De ce point de vue, la tenue de réunions non mixtes est un cadre qui a largement fait ses preuves : les personnes concernées peuvent partager leur vécu, et passer ainsi du ressenti individuel à l’analyse politique. À partir de là, il est possible d’envisager les moyens de combattre les oppressions, d’élaborer des revendications en termes de fonctionnement des organisations. C’est aussi un moyen d’établir un rapport de force en interne pour imposer la mise en œuvre des moyens de protection des militantEs subissant des oppressions spécifiques et de leur permettre de prendre toute leur place dans nos organisations. La mise en place de la parité dans toutes les instances de l’organisation, et ce même si les femmes y sont minoritaires, est également un outil indispensable adopté aujourd’hui par un nombre significatif d’organisations.

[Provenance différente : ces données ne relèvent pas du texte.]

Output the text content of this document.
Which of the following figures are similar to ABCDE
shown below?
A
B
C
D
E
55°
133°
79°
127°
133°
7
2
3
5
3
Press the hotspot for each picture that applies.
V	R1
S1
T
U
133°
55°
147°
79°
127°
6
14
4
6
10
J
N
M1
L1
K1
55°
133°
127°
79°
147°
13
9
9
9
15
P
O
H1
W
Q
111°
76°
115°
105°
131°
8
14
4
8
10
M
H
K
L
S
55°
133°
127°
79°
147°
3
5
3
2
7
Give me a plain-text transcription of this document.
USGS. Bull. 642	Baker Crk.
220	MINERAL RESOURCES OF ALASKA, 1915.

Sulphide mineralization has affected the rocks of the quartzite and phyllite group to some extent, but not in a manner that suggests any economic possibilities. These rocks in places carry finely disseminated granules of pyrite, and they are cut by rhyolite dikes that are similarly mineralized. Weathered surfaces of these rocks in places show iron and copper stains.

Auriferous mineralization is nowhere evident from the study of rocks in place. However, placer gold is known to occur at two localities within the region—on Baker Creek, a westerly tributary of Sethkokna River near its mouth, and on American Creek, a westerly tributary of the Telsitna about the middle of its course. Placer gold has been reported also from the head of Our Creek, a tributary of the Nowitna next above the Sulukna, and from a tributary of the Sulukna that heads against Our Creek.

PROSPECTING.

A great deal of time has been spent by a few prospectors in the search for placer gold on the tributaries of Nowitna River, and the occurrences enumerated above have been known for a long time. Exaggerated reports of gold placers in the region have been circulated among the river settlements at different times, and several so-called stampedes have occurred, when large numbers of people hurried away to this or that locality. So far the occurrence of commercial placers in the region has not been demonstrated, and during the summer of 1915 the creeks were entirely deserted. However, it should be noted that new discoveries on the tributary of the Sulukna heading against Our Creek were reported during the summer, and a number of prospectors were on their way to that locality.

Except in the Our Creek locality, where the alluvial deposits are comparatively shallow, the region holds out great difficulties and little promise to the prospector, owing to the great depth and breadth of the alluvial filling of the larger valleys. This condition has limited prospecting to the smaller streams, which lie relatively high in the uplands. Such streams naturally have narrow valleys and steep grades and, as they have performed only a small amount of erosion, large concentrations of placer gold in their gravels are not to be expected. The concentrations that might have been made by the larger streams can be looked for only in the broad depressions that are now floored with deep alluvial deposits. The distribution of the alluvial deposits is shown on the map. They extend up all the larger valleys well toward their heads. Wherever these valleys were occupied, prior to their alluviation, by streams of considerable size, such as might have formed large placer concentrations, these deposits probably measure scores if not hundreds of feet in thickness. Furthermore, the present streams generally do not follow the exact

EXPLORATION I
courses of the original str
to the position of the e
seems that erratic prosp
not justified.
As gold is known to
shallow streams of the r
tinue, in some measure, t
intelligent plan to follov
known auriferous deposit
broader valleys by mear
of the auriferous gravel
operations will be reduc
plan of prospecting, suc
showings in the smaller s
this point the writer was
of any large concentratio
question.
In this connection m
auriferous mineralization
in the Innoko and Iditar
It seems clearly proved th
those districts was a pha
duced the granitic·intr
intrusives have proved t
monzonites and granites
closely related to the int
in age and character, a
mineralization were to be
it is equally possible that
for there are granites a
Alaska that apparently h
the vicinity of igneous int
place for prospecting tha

Quelles que soient les mesures prises par nos structures, la bataille contre les violences sexistes et sexuelles se joue à tous les niveaux de la société : nous ne pourrons les éradiquer en interne sans qu’un coup d’arrêt y soit donné dans l’ensemble de la société. C’est pour cela que nous sommes partie prenante de la construction d’un mouvement féministe large avec les organisations politiques, syndicales, associatives, les assemblées générales féministes, qui défendent les droits des femmes et des minorités de genre et partagent des revendications essentielles sur le logement d’urgence, le financement des associations, etc. En tant que militantEs révolutionnaires, nous y portons un courant lutte de classes qui analyse la question des violences comme un fondement du système capitaliste et patriarcal. Les exemples sont nombreux, en Amérique latine notamment, qui prouvent qu’un mouvement féministe fort, portant initialement sur des questions spécifiques comme les féminicides ou l’avortement, peut être un élément essentiel de la construction d’un mouvement social beaucoup plus large. Notre féminisme est fondamentalement subversif ! Féministes et anticapitalistes, nous sommes déterminéEs à combattre jusqu’au bout ce système qui nous opprime et nous exploite !
- 1. Association européenne contre les violences faites aux femmes au travail, créée en 1985.